In the book Women in Classical Video Games, Athena is said to have reflect the 1980s popularity of magical battle school girls in fiction and teenage pop-idols in general. Athena was compared with the characters from Valis: The Fantasm Soldier for relying on high school students and superpowers. The character's inclusion in The King of Fighters was noted to further improve her popularity in gaming with The King of Fighters XIII bringing back elements from her original game. Athena was said to be one of the first multi-game female mascot years before Lara Croft and Sophitia showing early signs of Japanese developers aiming to give her elements of the West as reflect in her connection to Greek mythology.

Athena Asamiya has received generally positive reception, with authors Brian Ashcraft and Shoko Ueda describing her as "one of the pioneering female video game action stars." The character of Athena has been popular within gamers, ranking highly on character popularity polls. In the character popularity poll on Neo Geo Freak's website in 2000, she was voted as the tenth favorite character with a total of 1,020 votes. In 2018, Athena was voted as the eighth most popular Neo Geo character. Japanese magazine Gamest ranked Athena at No. 3 in the list of Top 50 Characters of 1994. Her redesign in The King of Fighters XII received mixed reception. Some fans called this incarnation chubby, though GameSpot writer Hirohiko Niizumi disagreed. Anime News Network criticized it for being a "squat moe munchkin she retrogressed" in both XII and XIII and thus praised her redesign for the spin-off The Rhythm of Fighters.
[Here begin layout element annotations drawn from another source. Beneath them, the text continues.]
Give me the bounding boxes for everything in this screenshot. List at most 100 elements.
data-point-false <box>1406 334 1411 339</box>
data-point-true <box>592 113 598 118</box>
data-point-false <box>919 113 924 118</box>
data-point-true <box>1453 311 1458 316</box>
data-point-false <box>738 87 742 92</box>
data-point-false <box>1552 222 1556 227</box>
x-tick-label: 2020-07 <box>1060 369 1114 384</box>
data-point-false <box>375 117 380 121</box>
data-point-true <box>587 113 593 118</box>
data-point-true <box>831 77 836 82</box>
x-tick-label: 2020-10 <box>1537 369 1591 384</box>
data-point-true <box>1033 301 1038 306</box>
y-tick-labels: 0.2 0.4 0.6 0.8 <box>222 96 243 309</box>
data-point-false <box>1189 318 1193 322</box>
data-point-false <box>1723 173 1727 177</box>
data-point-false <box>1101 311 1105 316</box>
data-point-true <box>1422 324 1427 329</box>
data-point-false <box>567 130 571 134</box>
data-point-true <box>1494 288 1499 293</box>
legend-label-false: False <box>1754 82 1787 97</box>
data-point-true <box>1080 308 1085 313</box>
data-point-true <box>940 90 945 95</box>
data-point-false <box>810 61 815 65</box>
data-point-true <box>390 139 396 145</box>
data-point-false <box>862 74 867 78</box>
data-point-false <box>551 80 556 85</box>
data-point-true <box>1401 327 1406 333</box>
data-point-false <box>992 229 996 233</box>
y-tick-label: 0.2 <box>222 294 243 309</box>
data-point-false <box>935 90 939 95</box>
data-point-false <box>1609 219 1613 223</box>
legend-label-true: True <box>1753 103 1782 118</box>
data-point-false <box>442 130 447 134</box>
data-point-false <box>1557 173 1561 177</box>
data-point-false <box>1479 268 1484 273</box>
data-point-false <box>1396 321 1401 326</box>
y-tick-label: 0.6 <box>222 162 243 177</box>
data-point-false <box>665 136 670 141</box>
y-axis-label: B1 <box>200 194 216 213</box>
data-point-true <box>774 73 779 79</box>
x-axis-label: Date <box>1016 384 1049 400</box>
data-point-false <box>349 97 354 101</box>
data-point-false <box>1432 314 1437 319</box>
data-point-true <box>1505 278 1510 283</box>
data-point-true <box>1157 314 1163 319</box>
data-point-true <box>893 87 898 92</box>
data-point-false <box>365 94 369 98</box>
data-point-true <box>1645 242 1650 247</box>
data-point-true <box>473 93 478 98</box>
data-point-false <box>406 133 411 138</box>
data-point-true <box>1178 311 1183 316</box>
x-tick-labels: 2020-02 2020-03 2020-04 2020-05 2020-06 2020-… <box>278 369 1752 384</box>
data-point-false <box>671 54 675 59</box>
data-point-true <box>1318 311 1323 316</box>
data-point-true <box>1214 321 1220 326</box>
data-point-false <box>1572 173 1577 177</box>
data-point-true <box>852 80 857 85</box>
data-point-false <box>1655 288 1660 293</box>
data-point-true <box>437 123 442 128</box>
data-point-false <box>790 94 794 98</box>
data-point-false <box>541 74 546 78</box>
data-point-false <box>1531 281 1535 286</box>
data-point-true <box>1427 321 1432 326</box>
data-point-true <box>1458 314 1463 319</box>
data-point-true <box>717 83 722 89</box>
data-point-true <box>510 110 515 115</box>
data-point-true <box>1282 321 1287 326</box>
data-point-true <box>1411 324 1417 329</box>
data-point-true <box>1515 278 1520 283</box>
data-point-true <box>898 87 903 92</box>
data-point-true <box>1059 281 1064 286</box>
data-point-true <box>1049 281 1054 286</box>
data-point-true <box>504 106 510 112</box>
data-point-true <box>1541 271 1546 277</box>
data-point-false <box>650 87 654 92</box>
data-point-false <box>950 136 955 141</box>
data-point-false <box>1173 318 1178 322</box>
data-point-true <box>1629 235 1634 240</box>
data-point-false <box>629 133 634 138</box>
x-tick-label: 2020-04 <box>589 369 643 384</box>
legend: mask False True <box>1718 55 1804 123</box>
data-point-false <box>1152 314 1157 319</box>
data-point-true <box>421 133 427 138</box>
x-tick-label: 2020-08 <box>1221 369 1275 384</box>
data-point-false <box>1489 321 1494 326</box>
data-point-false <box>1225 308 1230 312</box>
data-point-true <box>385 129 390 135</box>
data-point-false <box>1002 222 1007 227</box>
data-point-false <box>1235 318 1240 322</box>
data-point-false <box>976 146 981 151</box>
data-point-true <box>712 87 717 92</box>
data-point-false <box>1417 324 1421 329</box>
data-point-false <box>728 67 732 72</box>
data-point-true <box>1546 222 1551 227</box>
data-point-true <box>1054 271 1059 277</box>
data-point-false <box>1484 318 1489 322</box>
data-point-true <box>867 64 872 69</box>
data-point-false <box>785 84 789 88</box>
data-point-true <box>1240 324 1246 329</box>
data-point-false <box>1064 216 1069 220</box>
Author Róisín Lally discussed how Athena Asamiya's design and character, which she describes as an "early adolescent child," contrasts the goddess Athena's, as well as the difference between "alive" art and "representational" art. She discussed how Asamiya's design is a "snapshot representation of the sexualization of young girls," and that it "feed(s) the lower part of the intellectual faculty." Capcom said they the sailor uniform she wore in her debut scene in KOF which parallels Sakura Kasugano from Street Fighter. Aoi Nishimata's work as Sakura made both characters stand out also in the moe factor which led to the developers for these characters interact again. In retrospect, both Athena and Sakura were found similar due to their designs and age mismatched for the fighting genre, made a striking debut in the mid-1990s. There was a slight anxiety as to whether these frail and weak girls would be able to fight against strong fighters, perhaps due to the influence of Sailor Moon, which was creating a boom at the time. A decade after their debut, Athena's bold image change with her costumes and hairstyles has given her amusement, while Sakura's sense of security as an eternal high school girl has built up a history of their own "good points." Things that change and things that don't. Although their directions are completely different, both heroines are supported by many fans, and even today continue to shine as active poster girls, appearing in simulation games and puzzle games.